# Learning the basics



## skinut2234 (Nov 16, 2004)

I was able to find the Snowbear at my local Lowes store and they can order and have it shipped for me- My question is this- I plan on using this JUST for some local driveways- no commercial- I would start with mine and then do maybe a family member. Having never plowed before- is there any info on the web on the general technique on how to plow?? Things like angle- backing up, etc..... Being a total newbie- i did not know if this info was out there -or I am on my own to just experiment.


----------



## Tarkus (Nov 19, 2004)

Go EASY for starters and do not charge in. As a general rule you want to try to angle snow towards and stack it too on south or east sides of driveways when possible for drift control. Go ahead a experiment a bit though otherwise and learn it a bit.


----------



## dunedog (Oct 30, 2004)

Until the ground is frozen solid,let the plow down and then pick it up just until you see the nose of your vehicle start to drop.If the ground is soft you will be plowing dirt and have a good chance of busting something.
In other words,you want to keep the weight of the plow off the ground a little. Once the ground is frozen you won't have a problem.
Take it slow....oh and check for any objects that are immovable.....water line caps,small stumps,granite driveway markers,curbs,etc....at your place and any other place you are considering dropping a plow.
Go get an amber revolving light, if you are going to be taking your rig on the road ! Hope these help...


----------



## Tarkus (Nov 19, 2004)

dunedog said:


> Until the ground is frozen solid,let the plow down and then pick it up just until you see the nose of your vehicle start to drop.If the ground is soft you will be plowing dirt and have a good chance of busting something.
> In other words,you want to keep the weight of the plow off the ground a little. Once the ground is frozen you won't have a problem.

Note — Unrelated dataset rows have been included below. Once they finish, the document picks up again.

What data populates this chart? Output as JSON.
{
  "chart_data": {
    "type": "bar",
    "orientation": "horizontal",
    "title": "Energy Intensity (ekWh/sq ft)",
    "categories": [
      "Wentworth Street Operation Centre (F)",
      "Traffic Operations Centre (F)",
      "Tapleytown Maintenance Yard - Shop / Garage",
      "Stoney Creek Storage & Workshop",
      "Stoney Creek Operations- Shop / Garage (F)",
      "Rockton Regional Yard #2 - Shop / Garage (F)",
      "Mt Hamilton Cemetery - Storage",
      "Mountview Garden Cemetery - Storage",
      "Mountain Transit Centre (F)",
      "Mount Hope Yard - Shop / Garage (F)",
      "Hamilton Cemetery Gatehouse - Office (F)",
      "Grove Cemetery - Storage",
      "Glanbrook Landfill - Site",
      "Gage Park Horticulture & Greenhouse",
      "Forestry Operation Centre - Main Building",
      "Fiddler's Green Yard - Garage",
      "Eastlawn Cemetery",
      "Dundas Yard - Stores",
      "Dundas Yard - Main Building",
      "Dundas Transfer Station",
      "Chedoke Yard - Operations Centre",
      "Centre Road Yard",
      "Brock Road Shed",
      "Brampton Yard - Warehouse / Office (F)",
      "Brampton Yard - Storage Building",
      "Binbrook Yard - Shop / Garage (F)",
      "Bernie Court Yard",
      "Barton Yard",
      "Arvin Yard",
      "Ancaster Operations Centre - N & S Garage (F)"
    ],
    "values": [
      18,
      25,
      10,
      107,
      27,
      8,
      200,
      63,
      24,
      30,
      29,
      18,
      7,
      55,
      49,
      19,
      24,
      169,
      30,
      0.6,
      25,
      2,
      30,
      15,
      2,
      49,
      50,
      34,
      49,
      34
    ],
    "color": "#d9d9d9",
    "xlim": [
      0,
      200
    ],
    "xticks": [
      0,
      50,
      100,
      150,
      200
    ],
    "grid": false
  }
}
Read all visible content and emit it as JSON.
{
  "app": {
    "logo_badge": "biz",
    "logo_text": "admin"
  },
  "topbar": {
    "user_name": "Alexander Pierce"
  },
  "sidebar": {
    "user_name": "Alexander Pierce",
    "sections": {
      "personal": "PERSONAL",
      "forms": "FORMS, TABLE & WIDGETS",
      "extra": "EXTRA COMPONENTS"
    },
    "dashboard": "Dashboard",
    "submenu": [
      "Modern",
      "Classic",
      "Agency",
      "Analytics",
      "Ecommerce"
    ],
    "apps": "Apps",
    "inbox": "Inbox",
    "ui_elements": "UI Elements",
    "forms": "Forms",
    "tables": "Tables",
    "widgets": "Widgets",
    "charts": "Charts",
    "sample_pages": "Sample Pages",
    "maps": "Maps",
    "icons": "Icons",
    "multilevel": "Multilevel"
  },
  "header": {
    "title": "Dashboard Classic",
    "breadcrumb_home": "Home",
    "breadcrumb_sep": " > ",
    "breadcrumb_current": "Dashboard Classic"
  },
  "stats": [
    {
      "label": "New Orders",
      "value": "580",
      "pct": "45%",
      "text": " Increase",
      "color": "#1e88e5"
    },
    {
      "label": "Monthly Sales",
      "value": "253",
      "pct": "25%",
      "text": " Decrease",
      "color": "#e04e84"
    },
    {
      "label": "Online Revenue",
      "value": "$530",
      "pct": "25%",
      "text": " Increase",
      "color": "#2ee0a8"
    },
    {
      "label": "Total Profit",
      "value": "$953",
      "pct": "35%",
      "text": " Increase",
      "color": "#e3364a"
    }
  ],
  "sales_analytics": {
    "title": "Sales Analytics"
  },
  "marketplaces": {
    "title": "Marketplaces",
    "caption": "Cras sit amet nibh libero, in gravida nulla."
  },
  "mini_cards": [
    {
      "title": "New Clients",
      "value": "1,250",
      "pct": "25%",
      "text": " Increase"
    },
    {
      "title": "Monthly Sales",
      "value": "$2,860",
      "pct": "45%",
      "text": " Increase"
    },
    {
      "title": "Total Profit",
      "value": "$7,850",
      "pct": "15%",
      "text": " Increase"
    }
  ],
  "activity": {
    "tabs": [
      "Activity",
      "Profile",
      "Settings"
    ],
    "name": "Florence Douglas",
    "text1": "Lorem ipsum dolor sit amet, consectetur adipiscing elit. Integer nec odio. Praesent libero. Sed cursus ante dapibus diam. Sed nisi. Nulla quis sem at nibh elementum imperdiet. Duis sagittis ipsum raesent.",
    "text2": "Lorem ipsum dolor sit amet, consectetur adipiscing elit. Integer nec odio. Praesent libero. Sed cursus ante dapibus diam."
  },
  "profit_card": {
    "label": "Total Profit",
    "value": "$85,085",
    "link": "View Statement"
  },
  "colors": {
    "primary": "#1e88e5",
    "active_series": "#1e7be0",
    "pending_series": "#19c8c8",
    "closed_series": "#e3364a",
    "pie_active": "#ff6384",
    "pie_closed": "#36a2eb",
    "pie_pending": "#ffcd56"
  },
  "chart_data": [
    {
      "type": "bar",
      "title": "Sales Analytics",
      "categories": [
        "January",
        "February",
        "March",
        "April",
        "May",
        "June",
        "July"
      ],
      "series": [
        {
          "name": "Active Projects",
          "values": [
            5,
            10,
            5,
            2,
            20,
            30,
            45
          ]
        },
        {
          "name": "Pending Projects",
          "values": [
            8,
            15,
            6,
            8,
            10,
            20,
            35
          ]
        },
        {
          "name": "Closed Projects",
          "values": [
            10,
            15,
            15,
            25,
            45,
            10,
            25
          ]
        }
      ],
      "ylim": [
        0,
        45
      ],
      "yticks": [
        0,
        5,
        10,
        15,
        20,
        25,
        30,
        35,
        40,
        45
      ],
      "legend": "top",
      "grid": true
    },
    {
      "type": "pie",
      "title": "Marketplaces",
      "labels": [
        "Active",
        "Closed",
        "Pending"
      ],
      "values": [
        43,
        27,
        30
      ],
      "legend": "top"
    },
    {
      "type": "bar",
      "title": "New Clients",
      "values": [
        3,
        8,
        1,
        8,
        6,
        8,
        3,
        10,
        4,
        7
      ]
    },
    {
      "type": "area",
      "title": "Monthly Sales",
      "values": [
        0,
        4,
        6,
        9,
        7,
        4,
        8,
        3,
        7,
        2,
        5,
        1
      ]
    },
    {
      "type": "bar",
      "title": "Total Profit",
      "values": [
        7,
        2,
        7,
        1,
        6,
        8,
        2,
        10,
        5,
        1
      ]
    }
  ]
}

THis will not work unless ground is perfectly flat though.


----------



## Mick (May 19, 2001)

The Snowbear doesn't have hydraulics, does it? Is there a way to keep it off the ground or is it so light it won't dig in, anyway?


----------



## Tarkus (Nov 19, 2004)

Not effectively unless you add shoes to it. (I do not know if that is a option)


----------



## dunedog (Oct 30, 2004)

Shoes are an option Snowbear offers and the plow lifts with an electric winch operated from the cab. There is no down pressure..... weight of the plow and frame about 300lbs.
I just wanted anyone who hasn't plowed, to be aware that a plow can rip up lawn or a soft drive pretty quick and easy.  
Spend many days as a kid raking stones and replacing sod in the Spring.


----------



## Tarkus (Nov 19, 2004)

I never take my shoes off of my plows, I just adjust them a bit to suit my needs.


----------



## infineon954 (Dec 12, 2004)

Here is a rule of thumb, back up as less as possible.


----------